Emily McDonald
π€ SpeakerAppearances Over Time
Podcast Appearances
Like, I have a music playlist that I think my chemistry TA sophomore year of college, like, was sending out everybody, and now I've added, like, hours of music to it.
But I've been listening to it for years and years and years now, and I only ever listen to it once.
when I am doing deep work.
And now when I do deep work, not only when I do deep work, but now when I put that playlist on, my brain immediately just goes into super focus mode because my brain has just so many prior associations of that.
Like that is what that playlist is, right?
And so for you, for example, your meditation room, your brain has learned this is where we drop in.
And so now it probably is just way easier now over time because that's the energy of it, right?
And that's what it feels like.
But then for something like this room, for example, where you're having other people come in and out, yeah, so they've actually shown, they did a study where they had people in a room watch like a scary or stressful movie.
And then they had them leave and they had a new group of people walk in and report how they felt.
And they also did this with like a happy movie too.
And what they found was that after walking into a room of where they had just previously watched this scary movie, people reported feeling like stressed or anxious.

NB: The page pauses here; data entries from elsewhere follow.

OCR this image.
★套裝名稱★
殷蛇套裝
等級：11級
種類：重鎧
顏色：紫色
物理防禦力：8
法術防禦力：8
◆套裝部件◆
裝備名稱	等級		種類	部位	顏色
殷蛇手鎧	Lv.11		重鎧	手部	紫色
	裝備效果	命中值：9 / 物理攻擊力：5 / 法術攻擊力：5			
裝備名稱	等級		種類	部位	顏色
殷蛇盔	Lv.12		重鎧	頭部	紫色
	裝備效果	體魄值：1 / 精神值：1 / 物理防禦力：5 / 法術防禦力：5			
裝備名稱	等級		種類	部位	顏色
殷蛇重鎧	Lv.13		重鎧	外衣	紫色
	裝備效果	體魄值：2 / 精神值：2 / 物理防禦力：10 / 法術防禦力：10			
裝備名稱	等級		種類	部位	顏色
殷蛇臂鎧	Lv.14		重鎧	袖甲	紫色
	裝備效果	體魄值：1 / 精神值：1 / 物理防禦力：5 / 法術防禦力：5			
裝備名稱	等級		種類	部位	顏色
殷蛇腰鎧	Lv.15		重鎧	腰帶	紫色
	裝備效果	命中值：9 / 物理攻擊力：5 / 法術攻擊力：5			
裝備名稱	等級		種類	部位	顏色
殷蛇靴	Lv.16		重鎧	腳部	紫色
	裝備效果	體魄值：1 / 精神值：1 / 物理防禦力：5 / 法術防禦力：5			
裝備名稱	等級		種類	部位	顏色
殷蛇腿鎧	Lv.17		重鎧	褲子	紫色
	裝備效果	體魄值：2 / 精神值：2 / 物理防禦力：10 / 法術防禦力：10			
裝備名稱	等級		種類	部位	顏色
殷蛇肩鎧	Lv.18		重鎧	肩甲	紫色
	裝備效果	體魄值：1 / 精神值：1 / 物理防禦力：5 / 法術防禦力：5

And that's because people, we actually sort of leak chemical signals into the air through our sweat, our breath.
And these don't just affect the way that we feel.
They actually affect our performance as well.
There was a study with dentists and this wasn't like operating on real people, but they had them do sort of, you know, simulated dental tasks.
And what they found was, and they had them, I think,
I can't remember exactly what it was.
It might've been like a t-shirt or something.
I don't remember exactly what they did, how they gave them these chemo signals, but they essentially had these dentists, they exposed them to stress chemo signals or not.